What are companies sacrificing by not investing in and encouraging better cross-functional collaboration? To answer this question, a recent Nielsen study examined the impact of collaboration in the concept development stage of innovation, when a new product can still take a variety of different directions in terms of formulation and positioning. For example, should a new energy drink be sugar free? All natural? Should it provide a pre-workout boost, or should it increase productivity as an afternoon pick-me-up? What should the product name be? These are just a few of the many elements that may go into a new product concept. As a result, having a diverse range of ideas can drastically affect how a new product comes to life.

The results of the study shed some light on handful of key findings.

LARGER TEAMS GENERATE BETTER CONCEPTS

Involving more collaborators leads to a larger pool of ideas, which creates more opportunities to identify a single idea that consumers truly love. According to the data, teams of six or more people generated concepts that performed 58% better with consumers in pre-market testing than the brands’ initial, “starting point” concepts. Those starting point concepts were developed by teams of two people and performed only 16% better than baseline results with consumers.

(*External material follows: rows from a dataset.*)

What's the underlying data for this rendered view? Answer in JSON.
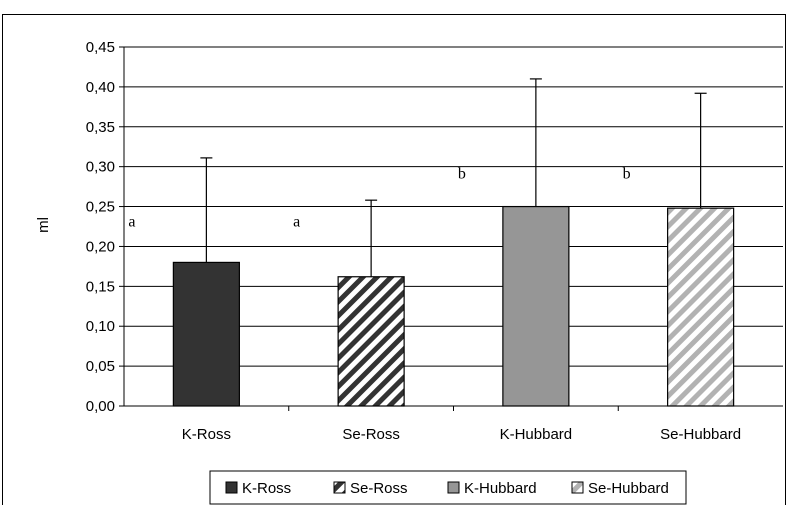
{
  "chart_data": {
    "type": "bar",
    "title": "",
    "xlabel": "",
    "ylabel": "ml",
    "ylim": [
      0,
      0.45
    ],
    "yticks": [
      "0,00",
      "0,05",
      "0,10",
      "0,15",
      "0,20",
      "0,25",
      "0,30",
      "0,35",
      "0,40",
      "0,45"
    ],
    "categories": [
      "K-Ross",
      "Se-Ross",
      "K-Hubbard",
      "Se-Hubbard"
    ],
    "values": [
      0.18,
      0.162,
      0.25,
      0.248
    ],
    "error_upper": [
      0.311,
      0.258,
      0.41,
      0.392
    ],
    "annotations": [
      "a",
      "a",
      "b",
      "b"
    ],
    "legend": [
      "K-Ross",
      "Se-Ross",
      "K-Hubbard",
      "Se-Hubbard"
    ],
    "legend_position": "bottom",
    "grid": true,
    "colors": {
      "k_ross": "#333333",
      "se_ross_stripe": "#333333",
      "k_hubbard": "#969696",
      "se_hubbard_stripe": "#b2b2b2"
    }
  }
}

MORE DIVERSE TEAMS GENERATE BETTER CONCEPTS

Involving collaborators from different functional roles (e.g., marketing, consumer insights, sales, R&D, etc.) has a positive effect on concept performance. Teams with representatives from four or more functions generated concepts that performed 46% better than baseline results with consumers relative to teams with fewer functional roles represented.

COMPANIES FIND COLLABORATION CHALLENGING

Based on Nielsen’s data, 54% of projects involve only one or two people with a direct role in concept development.

Not surprisingly, teams with only one or two functional roles represented develop the vast majority of product concepts. Many companies struggle to include collaborators from teams outside of the marketing and consumer insights realms. In fact, 70% of the collaborators in Nielsen’s study hailed from these functions—despite the fact that product concepts generated by teams that included other functions (such as R&D and sales) performed 18% better than those that were limited to marketing and consumer insights.